Title: The Old Computer Challenge V2: day 2
       Author: Solène
       Date: 11 July 2022
       Tags: life offline oldcomputerchallenge nocloud
       Description: Second day of the old computer challenge v2 (limited to 60
       minutes of Internet a day), it's harder than expected!
       
       # Intro
       
       Day 2 of the Old Computer Challenge, 60 minutes of Internet per day. 
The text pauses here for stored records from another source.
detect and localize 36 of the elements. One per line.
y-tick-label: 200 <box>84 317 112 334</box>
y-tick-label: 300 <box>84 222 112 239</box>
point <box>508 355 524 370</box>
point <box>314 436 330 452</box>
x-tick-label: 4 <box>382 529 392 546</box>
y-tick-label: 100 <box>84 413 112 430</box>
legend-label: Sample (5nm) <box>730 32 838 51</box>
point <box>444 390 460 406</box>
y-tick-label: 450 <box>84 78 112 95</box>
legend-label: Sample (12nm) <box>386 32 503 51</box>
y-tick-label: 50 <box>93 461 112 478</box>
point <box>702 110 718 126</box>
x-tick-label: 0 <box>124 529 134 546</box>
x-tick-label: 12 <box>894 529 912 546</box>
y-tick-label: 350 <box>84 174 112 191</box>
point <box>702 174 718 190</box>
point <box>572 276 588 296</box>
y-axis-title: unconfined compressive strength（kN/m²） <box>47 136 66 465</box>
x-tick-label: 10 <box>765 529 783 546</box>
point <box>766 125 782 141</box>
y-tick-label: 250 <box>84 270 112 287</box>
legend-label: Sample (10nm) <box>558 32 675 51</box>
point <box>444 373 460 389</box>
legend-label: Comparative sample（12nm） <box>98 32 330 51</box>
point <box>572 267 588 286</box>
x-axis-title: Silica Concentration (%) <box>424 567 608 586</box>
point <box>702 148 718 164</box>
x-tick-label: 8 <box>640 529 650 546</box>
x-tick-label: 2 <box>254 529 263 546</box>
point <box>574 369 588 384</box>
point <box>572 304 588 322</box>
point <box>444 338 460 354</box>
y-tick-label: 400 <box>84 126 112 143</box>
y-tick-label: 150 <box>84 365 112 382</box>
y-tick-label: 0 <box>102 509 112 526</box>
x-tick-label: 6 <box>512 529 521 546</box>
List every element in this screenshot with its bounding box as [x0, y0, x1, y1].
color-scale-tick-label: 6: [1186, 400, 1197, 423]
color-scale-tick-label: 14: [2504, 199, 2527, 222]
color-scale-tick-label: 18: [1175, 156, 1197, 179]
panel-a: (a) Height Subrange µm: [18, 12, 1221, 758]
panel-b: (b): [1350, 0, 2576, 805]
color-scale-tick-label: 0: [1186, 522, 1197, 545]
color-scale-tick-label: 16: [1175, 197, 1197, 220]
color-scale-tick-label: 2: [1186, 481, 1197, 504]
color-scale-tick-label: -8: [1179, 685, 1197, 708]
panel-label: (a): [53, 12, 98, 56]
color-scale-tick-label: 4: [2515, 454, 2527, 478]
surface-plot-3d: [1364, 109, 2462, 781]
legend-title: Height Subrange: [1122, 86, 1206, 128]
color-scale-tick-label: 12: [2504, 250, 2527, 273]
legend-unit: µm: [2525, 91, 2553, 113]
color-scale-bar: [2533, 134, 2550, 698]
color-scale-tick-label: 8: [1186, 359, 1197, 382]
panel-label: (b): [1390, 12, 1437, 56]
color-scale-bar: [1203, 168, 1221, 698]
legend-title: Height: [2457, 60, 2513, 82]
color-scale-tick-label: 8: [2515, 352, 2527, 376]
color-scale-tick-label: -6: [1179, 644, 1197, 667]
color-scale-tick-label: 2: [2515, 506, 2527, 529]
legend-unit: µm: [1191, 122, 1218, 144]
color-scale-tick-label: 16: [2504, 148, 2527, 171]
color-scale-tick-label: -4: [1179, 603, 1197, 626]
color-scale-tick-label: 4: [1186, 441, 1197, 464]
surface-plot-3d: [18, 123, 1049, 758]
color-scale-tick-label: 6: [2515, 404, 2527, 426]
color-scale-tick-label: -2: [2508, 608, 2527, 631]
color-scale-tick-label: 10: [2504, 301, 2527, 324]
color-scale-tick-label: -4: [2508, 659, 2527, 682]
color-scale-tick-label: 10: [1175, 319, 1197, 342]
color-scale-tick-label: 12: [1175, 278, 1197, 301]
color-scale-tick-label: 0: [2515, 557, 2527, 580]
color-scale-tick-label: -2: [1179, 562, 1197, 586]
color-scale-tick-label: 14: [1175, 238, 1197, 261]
       Yesterday I said it was easy.  I changed my mind.
       
       # Internet feels natural
       
       I think my parents switched their Internet subscription from RTC to DSL
       around 2005, 17 years ago, it was a revolution for us because not only
       it was multiple time faster (up to 16 kB/s !) but it was unlimited in
       time!  Since then, I only had unlimited Internet (no time, no quota),
       and it became natural to me to expect to have Internet all the time.
       
       Because of this, it's really hard for me to just think about tracking
       my Internet time.  There are many devices in my home connected to the
       Internet and I just don't think about it when I use them, I noticed I
       was checking emails or XMPP on my phone, I turned its Wi-Fi on in the
       morning and forgot about it then.
       
       There are high chances I used more than my quota yesterday because of
       my phone, but I also forgot to stop the time accounting script. (It had
       a bug preventing it to stop correctly for my defense).  And then I
       noticed I was totally out of time yesterday evening, I had to plan a
       trip for today which involved looking at some addresses and maps,
       despite I have a local OpenStreetMap database it's rarely enough to
       prepare a trip when you go somewhere the first time, and that you know
       you will be short on time to figure things out on the spot.
       
       # Internet everywhere
       
       Ah yes, my car also has an Internet connection with its own LTE access,
       I can't count it as part as the challenge because it's not really
       useful (I don't think I used it at all), but it's there.
       
       And it's in my Nintendo Switch too, but it has an airplane mode to
       disable connectivity.
       
       And Steam (the game library) requires being online when streaming video
       games locally (to play on the couch)...
       
       So, there are many devices and software silently (not always) relying
       on the Internet to work that we don't always know exactly why they need
       it.
       
       # Open source work
       
       While I said I wasn't really restrained with only one hour of Internet,
       this was yesterday.  I didn't have a feeling to work on open source
       project in the day, but today I would like to help to review packages
       updates/changes, but I couldn't.  Packaging requires a lot of bandwidth
       and time, it requires searching for errors if they are known or new, it
       just can't be done offline because it relies on many external packages
       that has to be downloaded, and with a DSL line it takes a lot of time
       to keep a system up to date with its development branch.
       
       Of course, with some base materials like the project main repository,
       it's possible to contribute, but not really at reviewing packages.
       
       # Second day review
       
       I will add my counter a 30 minutes penalty for not tracking my phone
       Internet usage today.  I still have 750 seconds of Internet when
       writing this blog post (including the penalty).
       
       Yesterday I improved my blog deployment to reduce the time taken by the
       file synchronization process, from 18s to 4s.  I'm using rsync, but I
       have four remote servers to synchronize: 1 for http, 1 for gemini, 1
       for gopher and 1 for a gopher backup.  As the output files of my blog
       are always generated and brand new, rsync was recopying all the files
       to update the modification time, now I'm using -c for checksum and -I
       to ignore times, and it's significantly faster and ensure the changes
       are copied.  I insist about the changes being copied, because if you
       rely on size only, it will work 99% of the time, except when you fix a
       single letter type that won't change the file size... been there.